Northern Ireland: Seamus Heaney HomePlace
Anyone who wants to learn more about Seamus Heaney’s poetic insights on Ireland’s past and present should not miss the exhibits at Seamus Heaney HomePlace. The two-story site opened in September 2016 as a tribute to this Nobel Laureate’s life, his literature, and the people, places, and things that inspired him.
The people who inspired him — his parents, brother, Hugh, wife, Marie, neighbors Barney Devlin, Rosie Keenan, his children, Michael, Christopher and Catherine, and grandchildren are all part of the display. This is also a place to better understand how Heaney’s unique rhythm and rhyme made him the most widely published poet in the English language.
Seamus Heaney HomePlace is in Bellaghy, midway between and about 65 minutes from Belfast and Londonderry.
The site is near the popular poet, playwright, and Harvard and Oxford professor’s birth and burial sites.
The ground floor depicts his life, including the rural childhood. The inspiration for his poetry is linked to his work.

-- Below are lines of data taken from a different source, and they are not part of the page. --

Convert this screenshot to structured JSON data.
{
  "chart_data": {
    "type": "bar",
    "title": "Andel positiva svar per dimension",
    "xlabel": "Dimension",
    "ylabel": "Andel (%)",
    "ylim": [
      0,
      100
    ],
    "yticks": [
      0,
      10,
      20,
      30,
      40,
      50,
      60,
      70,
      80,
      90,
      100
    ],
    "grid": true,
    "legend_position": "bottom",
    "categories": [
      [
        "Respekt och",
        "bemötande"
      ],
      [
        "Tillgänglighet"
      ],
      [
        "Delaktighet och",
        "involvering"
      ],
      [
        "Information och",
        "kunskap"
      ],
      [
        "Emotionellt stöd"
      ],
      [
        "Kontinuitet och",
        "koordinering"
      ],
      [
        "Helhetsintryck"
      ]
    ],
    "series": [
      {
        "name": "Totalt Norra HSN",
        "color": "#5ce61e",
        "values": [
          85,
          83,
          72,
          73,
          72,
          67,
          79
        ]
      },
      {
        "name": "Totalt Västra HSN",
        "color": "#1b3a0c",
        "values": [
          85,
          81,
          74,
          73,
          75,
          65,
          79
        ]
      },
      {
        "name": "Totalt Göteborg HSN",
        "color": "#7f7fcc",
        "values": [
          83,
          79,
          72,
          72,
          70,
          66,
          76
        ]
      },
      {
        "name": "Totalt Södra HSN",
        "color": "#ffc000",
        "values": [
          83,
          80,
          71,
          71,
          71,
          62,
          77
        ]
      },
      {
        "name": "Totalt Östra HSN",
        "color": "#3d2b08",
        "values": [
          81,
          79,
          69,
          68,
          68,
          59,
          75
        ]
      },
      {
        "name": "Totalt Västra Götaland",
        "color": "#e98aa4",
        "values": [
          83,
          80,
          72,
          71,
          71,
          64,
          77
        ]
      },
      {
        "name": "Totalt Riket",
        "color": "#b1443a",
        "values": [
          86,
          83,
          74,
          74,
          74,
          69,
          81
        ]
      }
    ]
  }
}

I have begun to think of life as a series of ripples widening out from an original center.
Seamus Heaney
There are family portraits, interactive exhibits, personal stories and artifacts, and recordings from family, his parents, Patrick and Margaret, brother, Hugh, and Aunts Mary and Sarah, his wife, and children as well as friends, world leaders, and Heaney himself. Many of the artifacts were provided by his widow and children.

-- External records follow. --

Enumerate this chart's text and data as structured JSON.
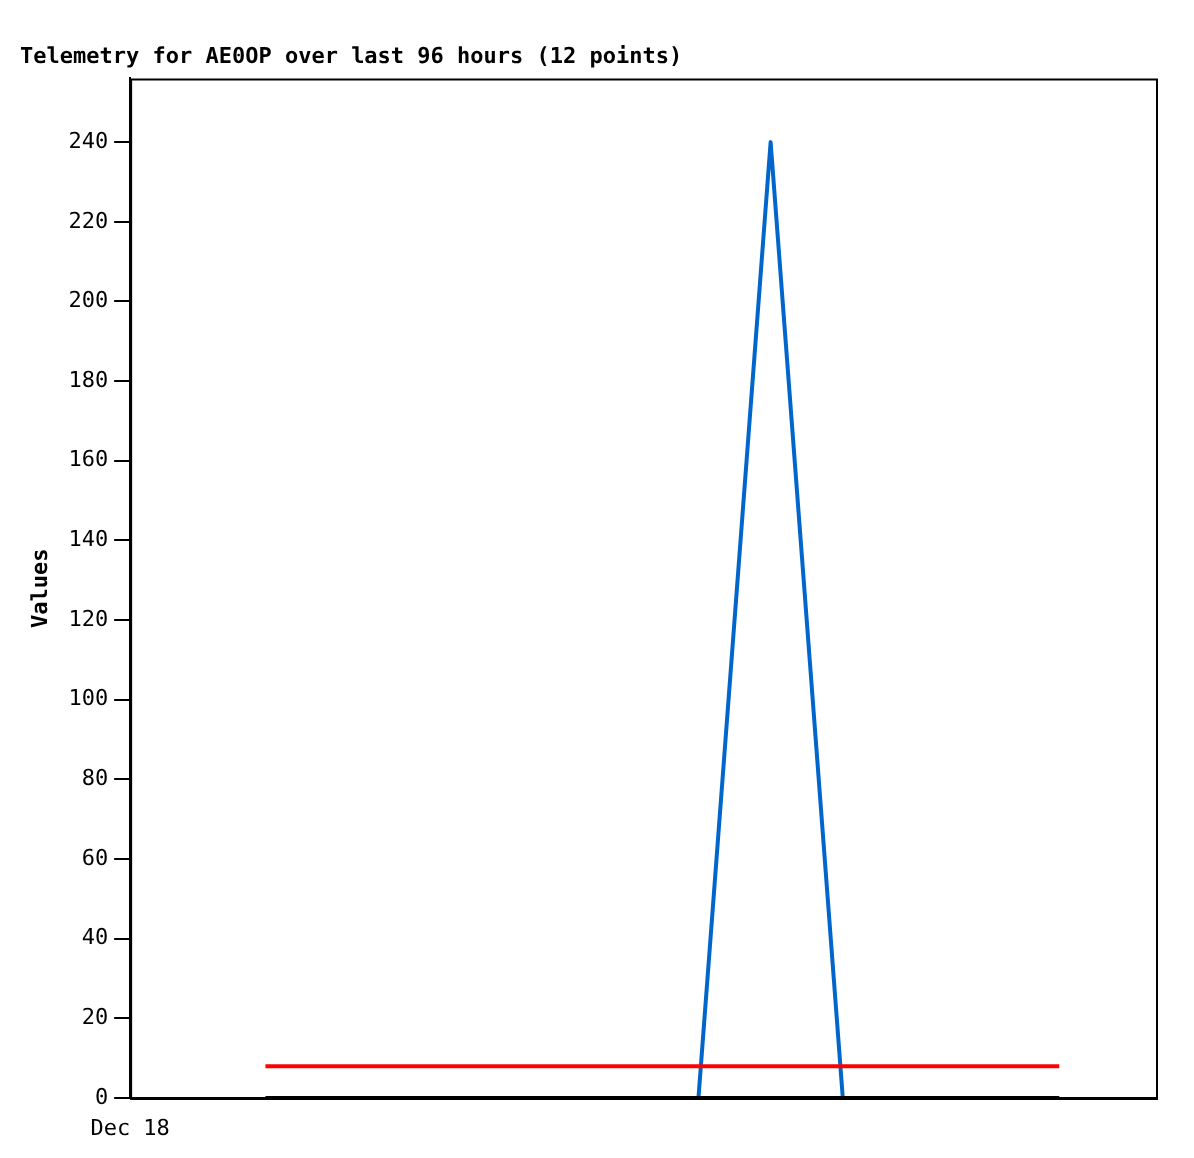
{
  "chart_data": {
    "type": "line",
    "title": "Telemetry for AE0OP over last 96 hours (12 points)",
    "ylabel": "Values",
    "categories": [
      null,
      null,
      null,
      null,
      null,
      null,
      null,
      null,
      null,
      null,
      null,
      null
    ],
    "series": [
      {
        "color": "#0066cc",
        "values": [
          null,
          null,
          null,
          null,
          null,
          null,
          0,
          240,
          0,
          null,
          null,
          null
        ]
      },
      {
        "color": "#ff0000",
        "values": [
          8,
          8,
          8,
          8,
          8,
          8,
          8,
          8,
          8,
          8,
          8,
          8
        ]
      },
      {
        "color": "#000000",
        "values": [
          0,
          0,
          0,
          0,
          0,
          0,
          0,
          0,
          0,
          0,
          0,
          0
        ]
      }
    ],
    "annotations": [
      "Dec 18"
    ],
    "ylim": [
      0,
      256
    ],
    "yticks": [
      0,
      20,
      40,
      60,
      80,
      100,
      120,
      140,
      160,
      180,
      200,
      220,
      240
    ],
    "grid": false,
    "legend": false,
    "marker": "none"
  }
}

The upstairs floor is devoted to inspiration what inspired the poet. The Boston helmet, for example, belonged to Boston firefighter Bobby Breen, who was immortalized in Heaney’s poem “Helmet.” After his retirement, Breen went on to be an award-winning poet.
There is also replica of Heaney’s attic study in Dublin.
In 1995 Seamus Heaney was awarded the Nobel Prize in Literature. He died in Dublin in 2013.
Seamus Heaney HomePlace is open daily.